Politics

Try, Try Again

How President Obama’s adaptability is helping him on immigration reform and climate change.

German Chancellor Angela Merkel watches as U.S. President Barack Obama waves after giving a speech in front of the Brandenburg Gate in Berlin June 19, 2013.

President Obama waves after giving a speech in front of the Brandenburg Gate in Berlin on June 19, 2013.

Pool photo by Michael Kappeler/Reuters

On Tuesday, President Obama tried two presidential adaptation strategies. The first was holding a White House meeting with congressional leaders about immigration reform. The second was an end-run around those same leaders with a speech announcing that the Environmental Protection Agency will regulate greenhouse-gas emissions from existing power plants. 

Both are methods of dealing with the same obstacle: a Congress the president cannot bend to his will. On immigration, Obama has responded to this reality by stepping back. On climate change, he is stepping forward.

Adaptation is a crucial quality for life and business, as Tim Harford explains in his great book Adapt: Why Success Always Starts With Failure. Adaptation allows you to recover from failure, a necessary requirement for risk-taking and creativity, crucial attributes for any leader. Adaptation is also a key requirement of the presidency, because the reality of the president’s job is very different than the speculation of a campaign.  

Congress also repeatedly tests a president’s adaptive skill. It changes every two years. And in the current age of partisanship, a president can’t expect to deploy LBJ strategies. Those won’t work in a Senate where a president’s plans must get 60 votes and in the House where conservatives don’t even listen to their own leadership, let alone the hated president of the opposite party. 

Faced with these obstacles and a Constitution that limits executive power, a president must find another way. He must achieve the “bold, persistent experimentation,” that FDR championed to find a way around the sclerosis of Washington. Understanding adaptability helps us measure the current president and make smarter choices when picking the next nominees.

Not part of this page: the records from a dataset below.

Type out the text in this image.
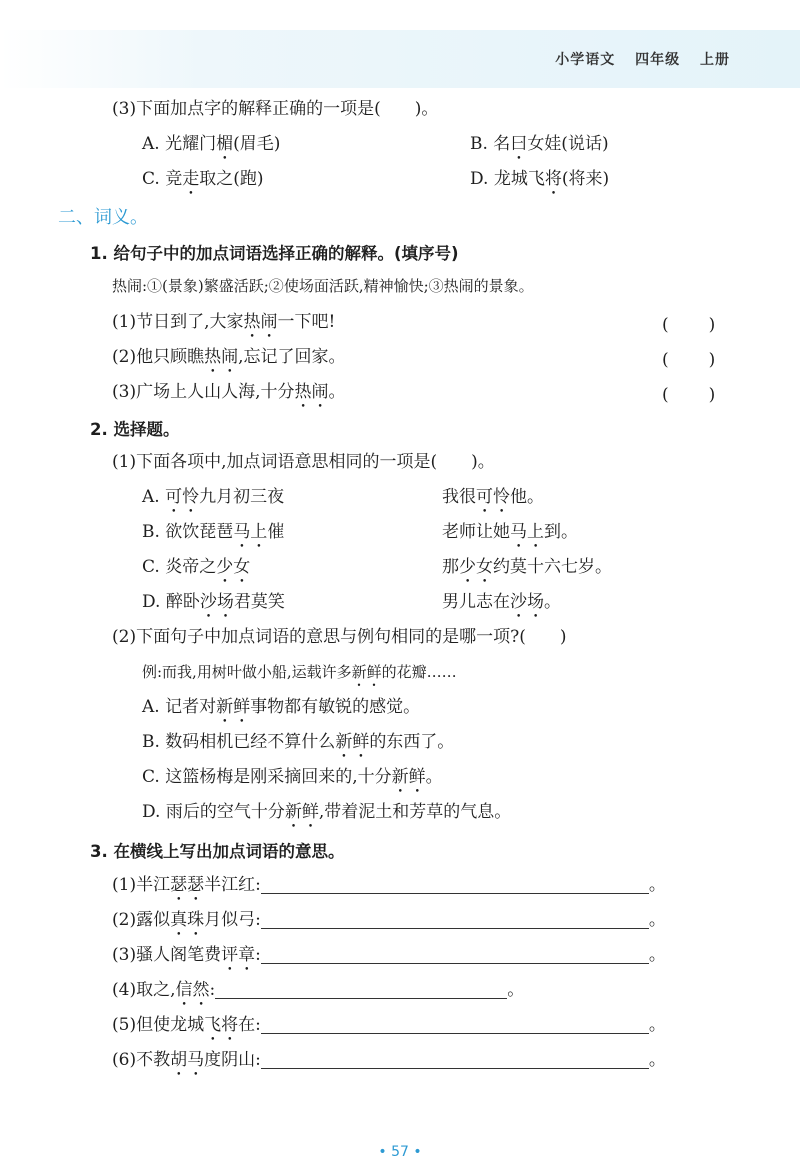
小学语文 四年级 上册
(3)下面加点字的解释正确的一项是(　　)。
A. 光耀门楣(眉毛)	B. 名曰女娃(说话)
C. 竞走取之(跑)	D. 龙城飞将(将来)
二、词义。
1. 给句子中的加点词语选择正确的解释。(填序号)
热闹:①(景象)繁盛活跃;②使场面活跃,精神愉快;③热闹的景象。
(1)节日到了,大家热闹一下吧!	(　　)
(2)他只顾瞧热闹,忘记了回家。	(　　)
(3)广场上人山人海,十分热闹。	(　　)
2. 选择题。
(1)下面各项中,加点词语意思相同的一项是(　　)。
A. 可怜九月初三夜	我很可怜他。
B. 欲饮琵琶马上催	老师让她马上到。
C. 炎帝之少女	那少女约莫十六七岁。
D. 醉卧沙场君莫笑	男儿志在沙场。
(2)下面句子中加点词语的意思与例句相同的是哪一项?(　　)
例:而我,用树叶做小船,运载许多新鲜的花瓣……
A. 记者对新鲜事物都有敏锐的感觉。
B. 数码相机已经不算什么新鲜的东西了。
C. 这篮杨梅是刚采摘回来的,十分新鲜。
D. 雨后的空气十分新鲜,带着泥土和芳草的气息。
3. 在横线上写出加点词语的意思。
(1)半江瑟瑟半江红:	。
(2)露似真珠月似弓:	。
(3)骚人阁笔费评章:	。
(4)取之,信然:	。
(5)但使龙城飞将在:	。
(6)不教胡马度阴山:	。
• 57 •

Unfortunately, presidents aren’t judged on adaptability. They are measured often by how they perform set-piece routines—using the bully pulpit or schmoozing Congress or twisting arms—without much assessment of whether those tools are inefficient, antiquated, or broken. This isn’t to say that President Obama is good at congressional relations. He’s not. But he could be fantastic at congressional relations and still not win the day. Rep. Rob Andrews, a New Jersey Democrat, said in a recent Politico article that the president was weak for not threatening Senate Democrats who voted against gun control, but how useful would that strategy have been? It still wouldn’t have gotten Obama the votes he needed to pass the bill.

When a president doesn’t succeed at the set pieces, he is graded as wanting. Or, when he changes tactics, he’s seen as weak. In some circles, President Obama’s effort to move climate regulations is seen as a weakness because he cannot get Congress to do what he wants. But what if Congress is immovable on this question (it is!) and the president—in the spirit of experimentation and determination—is trying any other avenue he can find? The relentless search for alternatives to achieve an outcome is usually seen as a key sign of leadership. If you don’t succeed, try, try again. In the case of climate change, time is running out, and the president has embraced the least bad option. If he doesn’t finalize the regulations for greenhouse-gas emissions before he leaves the White House, a Republican president or a Senate with a new Republican majority could undo them. 

This doesn’t mean this is good policy or the right approach, but it argues for adding adaptation to the evaluation of a president’s skills as an executive.

President Obama is also considered weak for not using his ability to rally the country to change Congress. He is criticized for his lack of congressional schmoozing and his inability to twist arms. But immigration reform is proceeding toward possible passage because he has consciously chosen not to do those things. He has given very few speeches and not meddled in the congressional process. His administration has tried to be helpful behind the scenes, but Obama has been circumspect.

Absenting himself from the debate is helping because Republicans are debating immigration among themselves. It would be easier for a House Republican who opposes comprehensive immigration reform to argue against it if President Obama were on the other side. As Pennsylvania Republican Sen. Pat Toomey said of the vote on the gun-control measure, some of his colleagues voted against it simply because President Obama was for it. “There were some on my side who did not want to be seen helping the president do something he wanted to get done, just because the president wanted to do it,” he said.

If adaptation is a laudable presidential quality, it is also not sufficient for success. Your adaptation can be weak. Adaptation is nothing without creativity, and on that front, President Obama has been a pretty conventional president. After the Newtown, Conn., massacre, the president tried to transform public outrage into political pressure. When that failed, senior Obama aides said it was because Second Amendment supporters were more passionate than those advocating gun control. That was a predictable truth easily foreseen the day after the shooting. It should have prompted a creative strategy to overcome it. It didn’t.

That’s admittedly not a satisfying critique. If it’s insufficient to criticize the president for not applying tools that won’t work, it’s also unsatisfying to demand that a president adapt and find an exit ramp where one does not appear to exist. But we judge leaders on results, not their cogent explanation of all the problems they face, which is why it is important to adapt to get around those problems. Great leaders create new pathways in impossible situations.